The Fountainhead Style

"There is no room for originality in architecture."
--Howard Roarke

It is rare a best selling novel translates successfully onto the silver screen. (Gone with the Wind, yes. Bonfire of the Vanities, no). And often it's a toss-up.

Such was the case of novelist Ayn Rand's critically reviewed yet immensely successful book The Fountainhead (1943), the story of maverick architect Howard Roarke who some say is loosely based on Frank Lloyd Wright. Roarke battles the staid architectural establishment against mediocrity, refusing to compromise his ideals and most particularly, his designs. As the lone proponent of modernism, Roarke's style was said to be modeled after Wright's work of the thirties and forties (take a look at his renowned work on Fallingwater)  and the International Style. It was a time where European modernism met forties corporate American modernism.

Six years later, Warner Brothers turned The Fountainhead (1949) into a film, casting leading man Gary Cooper as Roarke and Patricia Neal as love interest/architecture critic Dominique Fanchon. Much like the book, the film is a cult classic yet met outcry with both movie critics and the architectural community alike. (Perhaps architects hated the devoid-of-soul portrayal of their profession). The film has camp, melodrama, romance, manipulation and yes, great sets. 

Naturally architecture plays a dominant role and the sets needed to be of major importance. As film lore goes, Warners approached Wright to design the film but quickly balked at his
$250.000 fee, hiring a young set decorator Edward Carerre instead. It was his first solo effort on a film.

Through the use of miniature skyscrapers, matte paintings and soundstage sets, Carerre designed prewar modernist apartments complete with spectacular views of the city, sweeping terraces, Alvar Aalto/Scandinavian style modular furniture, seemingly unsupported cantilevered  staircases and reflective tabletops, floors and glass everywhere. He was also heavily influenced by German Expressionism. 

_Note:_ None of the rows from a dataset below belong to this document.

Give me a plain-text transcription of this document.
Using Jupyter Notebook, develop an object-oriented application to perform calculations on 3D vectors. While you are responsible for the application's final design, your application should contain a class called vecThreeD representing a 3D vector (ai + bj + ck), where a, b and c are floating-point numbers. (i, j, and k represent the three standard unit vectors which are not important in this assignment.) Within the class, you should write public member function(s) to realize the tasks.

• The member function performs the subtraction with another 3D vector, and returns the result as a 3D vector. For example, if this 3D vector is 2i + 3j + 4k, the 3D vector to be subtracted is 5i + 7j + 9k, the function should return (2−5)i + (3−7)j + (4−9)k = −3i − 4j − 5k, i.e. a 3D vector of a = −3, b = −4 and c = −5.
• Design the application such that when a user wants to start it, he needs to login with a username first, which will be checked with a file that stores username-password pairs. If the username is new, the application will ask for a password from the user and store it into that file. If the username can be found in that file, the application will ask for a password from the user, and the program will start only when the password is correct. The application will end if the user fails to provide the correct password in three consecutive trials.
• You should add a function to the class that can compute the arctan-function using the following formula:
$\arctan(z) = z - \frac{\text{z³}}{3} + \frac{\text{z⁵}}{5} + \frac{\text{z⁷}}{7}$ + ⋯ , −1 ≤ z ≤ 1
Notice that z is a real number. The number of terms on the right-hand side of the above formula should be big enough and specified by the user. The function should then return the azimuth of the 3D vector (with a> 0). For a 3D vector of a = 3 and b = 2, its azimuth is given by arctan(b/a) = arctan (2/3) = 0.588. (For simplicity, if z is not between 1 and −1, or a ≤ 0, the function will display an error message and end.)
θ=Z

Carerre's design is characterized by themes of shapes - hexagonal grids, rectangular rug with woven pattern of squares in an orthogonal room with a sofa placed on the diagonal. 

Film historians note the sets represent the "last gasp of modernism of the times." Ironically, the very elements the architectural press disputed (such as the contemporary designs of the Enright House) became popular years later in Manhattan.

Wright's famous Fallingwater house became the inspiration (or copy if you will) for the house of the Hearst-like character Gail Wynand.

Symbolism abounds in the film -- from the phallic shapes of the skyscrapers to Cooper's jackhammering and chiseling ... well you get the picture. The sexual chemistry made the film that much campier. Legend has it Barbara Stanwyck wanted the role, Ayn Rand wanted Greta Garbo and Humphrey Bogart was considered for Roarke. Imagine what a different film it would have been.

A sultry Patricia Neal graces the cover for my story on classic movie inspiration for Array Magazine (Winter 2004/5). Amazingly she was only 22 years old when the film was made and a relative unknown. Cooper was 47.

Rumor has it Atlas Shrugged may be turned into a movie for release in 2011. Imagine adapting that book to the screen!